Contend

Contend July 3, 2020

In the first chapter of Jude, Christians are commanded to contend for the faith. 

There were ages when this command was popular, times when fighting blood was aroused easily and without guilt. This is not such a time. We prefer “Twitter
Heroes” who abandon the faith of the Apostles, but do so 
coyly, attacking their foes by being hurt or claiming to be misunderstood after chuffing some old heresy tarted up in modern academic jargon. I fear that most of us wish to dodge the clarity and concision of Jude.*

Personally, I would prefer if Jude commanded us to think hard about the faith, consider we might be wrong, or be nicer to people with bad ideas. Pulpit fashion nowadays is not to thunder, but to emote and so this old book is offensive.

The glory of multiculturalism is when it forces me to consider new points of view and the advantage of old books comes when they have attitudes not my own. Why did a persecuted church take such strong stands? Why do I resist this attitude? 

I think partly history burdens me. The Thirty Years War and the blood of religious strife stand between me and Jude. He is harder for me to hear because he appears to justify actions that in fact would have been unthinkable to this holy man. The church he led was unburdened by the mistakes we have made. Nor is Jude to blame for the mistakes, because only an irrational man would move from taking ideas seriously, gaining needed clarity, to killing people who disagreed.

Christians have been that irrational, but that was not Jude’s fault.

In fact, Jude is a perfect antidote to the intellectual vapidity of education. Jesus, we are told today, had no creed. This is true, but Paul certainly did and Jude doesn’t read like a man who would be distressed by drawing doctrinal lines. Why the difference?

Jesus was God, the Word incarnate. We can be like Him, but we cannot be Him. When the Word was around and you could see the Truth, the situation was . . . different. The Holy Spirit is now with us, and that is a good thing, but not the same kind of good thing.

Jesus drew lines by walking into a room. If you were for Him, you were an insider, if you were against Him, then you were out. Safe to say, no leader not the Son of God should emulate this personal style. 

Creeds, coupled with the Holy Spirit, act in a similar way, but with a safer division of power. Truth and grace are not merely personal, but not simply propositional.

Why draw lines at all? Why form communities where anybody can be “other?” 

God Himself draws lines, but again we are not God.

Lines must be drawn, because of human pride and hatreds. The proud man who uses “faith once delivered” for power is obvious to moderns. Less obvious is the passive-aggressive power play of those who pretend not to know what they know. 

Best reason, experience, and revelation has taught the church things over the centuries.  These truths have come as the community has reflected on the life of the church and divine wisdom.
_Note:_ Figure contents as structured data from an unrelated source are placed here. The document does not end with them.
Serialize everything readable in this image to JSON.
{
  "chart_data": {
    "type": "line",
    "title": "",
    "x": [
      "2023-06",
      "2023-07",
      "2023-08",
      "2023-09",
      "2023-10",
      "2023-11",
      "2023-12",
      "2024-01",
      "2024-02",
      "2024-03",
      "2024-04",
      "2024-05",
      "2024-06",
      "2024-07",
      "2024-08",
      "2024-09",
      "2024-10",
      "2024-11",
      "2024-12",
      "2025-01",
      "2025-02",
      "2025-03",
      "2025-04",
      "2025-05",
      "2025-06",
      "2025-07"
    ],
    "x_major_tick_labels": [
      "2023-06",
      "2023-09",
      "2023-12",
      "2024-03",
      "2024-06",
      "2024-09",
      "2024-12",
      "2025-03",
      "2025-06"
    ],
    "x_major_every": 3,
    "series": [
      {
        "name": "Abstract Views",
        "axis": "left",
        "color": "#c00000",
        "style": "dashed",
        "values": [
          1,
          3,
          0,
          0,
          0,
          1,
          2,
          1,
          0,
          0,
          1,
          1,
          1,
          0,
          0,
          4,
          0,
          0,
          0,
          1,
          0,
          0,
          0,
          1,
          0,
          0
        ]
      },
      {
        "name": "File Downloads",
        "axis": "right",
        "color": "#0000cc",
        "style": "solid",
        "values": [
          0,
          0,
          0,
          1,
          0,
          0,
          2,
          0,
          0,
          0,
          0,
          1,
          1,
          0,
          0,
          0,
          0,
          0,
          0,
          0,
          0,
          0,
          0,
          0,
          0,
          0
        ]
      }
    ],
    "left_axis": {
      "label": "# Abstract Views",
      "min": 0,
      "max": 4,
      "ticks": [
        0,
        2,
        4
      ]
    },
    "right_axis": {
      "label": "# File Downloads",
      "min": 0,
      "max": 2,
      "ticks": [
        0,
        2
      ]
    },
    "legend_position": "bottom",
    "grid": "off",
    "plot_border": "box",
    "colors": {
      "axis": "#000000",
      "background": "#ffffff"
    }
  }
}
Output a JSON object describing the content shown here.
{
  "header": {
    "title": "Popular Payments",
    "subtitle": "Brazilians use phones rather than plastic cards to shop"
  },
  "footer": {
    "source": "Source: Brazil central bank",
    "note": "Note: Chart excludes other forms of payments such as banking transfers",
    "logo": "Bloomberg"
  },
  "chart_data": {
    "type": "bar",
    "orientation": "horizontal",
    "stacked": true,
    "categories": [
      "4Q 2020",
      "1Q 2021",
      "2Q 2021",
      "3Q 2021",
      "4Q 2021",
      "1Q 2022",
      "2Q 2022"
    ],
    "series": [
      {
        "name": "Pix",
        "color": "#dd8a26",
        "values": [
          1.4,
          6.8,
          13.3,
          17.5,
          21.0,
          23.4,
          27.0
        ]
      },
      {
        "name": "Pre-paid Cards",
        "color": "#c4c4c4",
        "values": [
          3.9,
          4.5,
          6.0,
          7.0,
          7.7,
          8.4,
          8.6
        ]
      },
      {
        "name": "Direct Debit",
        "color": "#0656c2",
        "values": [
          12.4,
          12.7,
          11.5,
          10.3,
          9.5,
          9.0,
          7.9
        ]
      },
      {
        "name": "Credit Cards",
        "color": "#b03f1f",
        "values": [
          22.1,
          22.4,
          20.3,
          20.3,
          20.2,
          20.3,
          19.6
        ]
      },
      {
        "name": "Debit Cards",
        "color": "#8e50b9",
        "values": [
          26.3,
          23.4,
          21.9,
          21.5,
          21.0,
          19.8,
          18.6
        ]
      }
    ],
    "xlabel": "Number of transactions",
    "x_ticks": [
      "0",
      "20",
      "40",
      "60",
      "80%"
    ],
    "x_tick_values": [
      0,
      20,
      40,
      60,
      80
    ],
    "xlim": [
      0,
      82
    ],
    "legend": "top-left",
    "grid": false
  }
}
To pretend we don’t have a deposit of knowledge is a lie and to assume that our generation has “wisdom” that quickly can overturn what has believed in all places at all times is proud.

Human experience shows that when the lines are not written, they exist in an unwritten way. While I can challenge a creed, knowing when I am leaving a group, those refusing to spell out what they think soon develop unwritten rules. These unwritten structures are harder to challenge, because they don’t exist.

Such communities end up as communist states which refused to talk about class, since they were classless. They needed just one party, because they were the party of all the people. 

My experience of churches shows that if they will not contend for the faith once delivered to the apostles, they are soon contending for social norms delivered to the cool kids. 

In a free society, which Christians helped form, smaller communities with rigorous views can compete with each other. If each melts down into theological vacuity, these arguments never come to a point and the work of the Spirit is obscured. Wheat always grows with tares, but no church should set up a tare planting program. 

Facing an abuse of power from Rome, the church did not respond passively. They drew lines and challenged the establishment. Internal heresy blurred that distinction. The less powerful a church is, the more it must exercise power internally. A culturally powerful church, unlike that of the New Testament, must be cautious .  . . it is harder to escape if it goes bad. Contending for traditional Christianity can be done in a crabby and narrowing way or it can present a joyful contrast with other groups. Orthodoxy allows me to move to new issues and not keep going over “same old issues.” 

 Are we winning? Are we losing? Who knows! Who cares? Our job is to love, endure, and be saved.